The beginning of project "nightmare". When you remove the engine make sure you have a floor jack with a piece of wood under the oil pan. Regardless, this thing is heavy and ackward to maneuver on your own so have at least one other person around. I removed the engine as a complete assembly, but you may find it easier to take the head and cylinder off first.

Whoa. That can't be good. Aside from the chunks of carbon and grime piled over the dome, you can see the top ridge (especially the right piston) has went all to hell. The bike had overheated three times, and once was pretty bad. It was a slow moving traffic jam, up hill, and blocked into the left lane. Good times.

Here is the top of the combustion chamber, left side with valves removed. Not horrible, valve seats are in spec. Look how dirty the intake runner is. As far as the idea of oversize valves you can probably forget it. May not be too clear in the picture but there is very little valve to valve clearance as it is.

Starting to look a lot better here. I tell ya, I started cleaning the chambers by hand, and I will never forgive myself for that. Dremel makes two very nice wire wheel attachments that are about $1.50 each. I hung the dremel from my ceiling and used the flexicord attachment while sitting at my workbench. 30,000 rpm later the ports and chambers are looking like new.

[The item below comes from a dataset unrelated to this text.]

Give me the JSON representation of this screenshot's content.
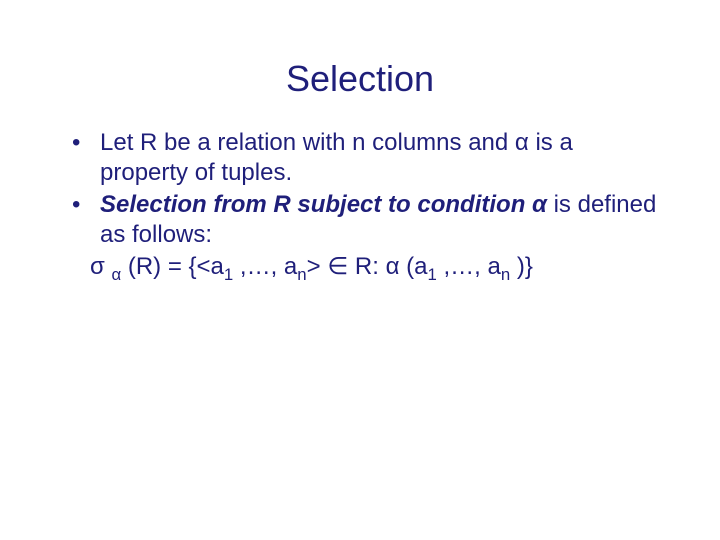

Alright, scratch the above plan. I found a NOS cylinder head on Ebay for $25. In original packaging and everything! New valve guides/o-rings and exhaust studs already installed! Don't have to sandblast it or repaint it! Score! Now I can use my original as a spare (yeah, like I'm ever doing this again).

Here is the original intake(left) and exhaust(right) valve from the #1 side. Intake was pretty gummed up. When I bought the bike I was going to check the air filter to see how it was. Unfortunately, it turned out he was running no air filter, and who knows how long.

And here is the new head, with new valves, springs, cotters, guides and seals installed. The valve seats recieved a light lapping to ensure an airtight seal, and we're ready to roll.

This is my support fixture (blocks of wood) that I mentioned in the first section of the project page. Just want to keep the rods in the air until you remove them, and keep everything nice and semi level.

The mighty 650 crankshaft. Discontinued by Honda, but like anybody was going to pay $700 for it anyways.

Connecting rod up close. Make sure you keep everything in the order you took it apart, or you're going to face some major problems later on - like the engine not working at all. You can't see it, but the bearing shells have a dab of paint on the sides for identification.

Main shaft and lay shaft. I wouldn't recommend taking these apart unless absolutely necessary (broken gears or worn dogs) If you do keep everything in order! Take notes, and make sure you only try to do one thing at a time. So many people take things like these apart completely, and get sidetracked on something else. Don't rely on Mr. Clymer to remember how everything goes back together.

After you remove the main and lay shaft, you can see the three shift forks, and the shift drum. Check these for wear, and grab some from a salvage yard or parts motor if they are too worn. (Also discontinued by Honda)

Now would be a great time to replace the main bearings. Even if they're still decent, just replace the damn things. The manuals always tell you how to check bearings and measure the wear on piston rings, etc, but it really doesn't make sense to me. Of course, Hondas prices are now rather ridiculous, but if you go this far into a project you might as well do it right the first time and spend the extra cash.

Here the block is after getting back from the machine shop. It was bored .25 milimeters over, and you can kind of see the roughness of the cross-hatching from the hone. Also, the mating surface was very lightly resurfaced to clean everything up.

Rockers. And other stuff. Only reason I took it apart is because I have a cat, and no matter what you do cat hair ends up on everything. And since I'm polishing it, it's a hell of a lot easier to handle and I have a lesser chance of breaking stuff.

I discovered the best way to make sure the carbs are clean is to fully disasemble them. I had previously cleaned the bowls and slides and blasted the jets with carb cleaner, but found that one season of riding clogged everything up again.